Tanya Davies, Lou Amato, and Matthew Mason-Cox on Monday night announced they would call an “empty chair” spill motion against the premier because amendments they wanted had been rejected in full “or in part with vague undertakings for further discussion.”
But in a statement released before 8 a.m. on Tuesday, the MPs said they would withdraw the motion.
“Since releasing our statement last night, we have received confirmation that further concessions will be forthcoming in relation to the amendments to the abortion bill,” they said.
“On this basis, I have called the premier this morning and advised her that we will withdraw the spill motion to continue negotiations prior to the debate in the upper house commencing later today.”
Senior Liberal ministers had also come out in support of Berejiklian ahead of a Liberal party room meeting at 10 a.m.
“Gladys is the people’s choice as Premier and I support her as our leader,” Treasurer Dominic Perrottet tweeted on Monday night soon after the rebels’ announcement. Perrottet, a father of five, does not support the abortion bill.

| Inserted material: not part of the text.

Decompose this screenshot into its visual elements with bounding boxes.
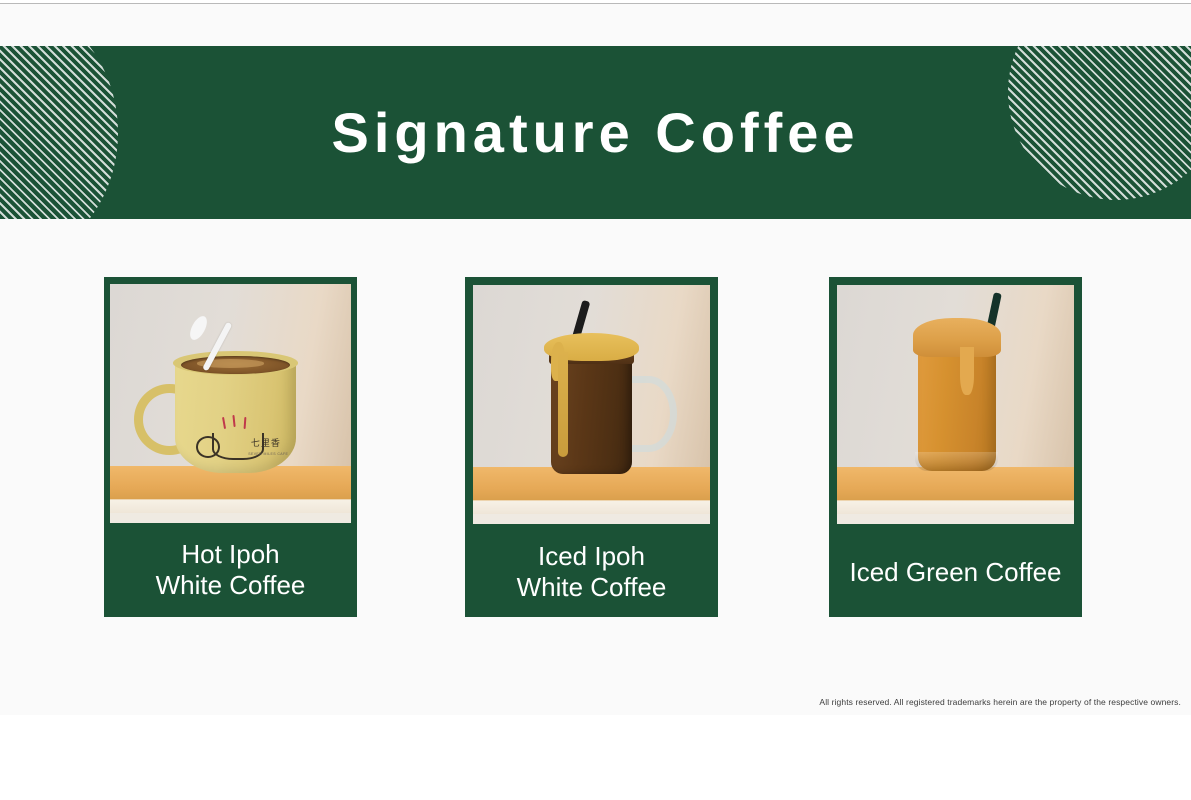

Attorney-General Mark Speakman, Police minster David Elliot, Transport Minister Andrew Constance, and Families and Communities Minister Gareth Ward joined Perrottet in backing Berejiklian.
Ward characterised the three MPs as an “arrogant” fringe.
“The reality is that this is an attempt by people who want to hold the rest of parliament over a barrel because they’re not getting their way on a particular issue,” he told ABC radio.
Opponents of the bill have raised concerns about late-term abortions, gender-based terminations, and the way the bill was introduced.
The private member’s bill was moved by Independent lower house MP Alex Greenwich in August.
The 15 co-sponsors for the NSW abortion decriminalisation bill are from across the political spectrum:
3 x Libs (including health minister)
5 x ALP
2 x Nats
2 x Independents
2 x Greens
1 x Animal Justice #nswpol pic.twitter.com/nADZLJ10jV
— Gina Rushton (@ginarush) July 29, 2019
It’s caused division within the conservative rump of the Liberal party, with Davies and another Liberal MP Kevin Conolly repeatedly threatening to move the crossbench unless amendments to the abortion bill were made.
The Berejiklian governments holds a slim two-seat majority following the March state election.
In its current form, the legislation would allow terminations up to 22 weeks, as well as later abortions if two doctors agree the termination should occur.
The Reproductive Health Care Reform Bill 2019 passed the NSW lower house 59-31 in August when Liberal MPs were allowed a conscience vote.
On Sunday, thousands of NSW residents gathered to voice their opposition to the bill.
Former Prime Minister Tony Abbott and federal Nationals MP Barnaby Joyce spoke at the pro-life rally.
NSW upper house MPs were due to start considering changes to the bill on Tuesday afternoon, after a weekend of demonstrations by supporters and opponents of the legislation.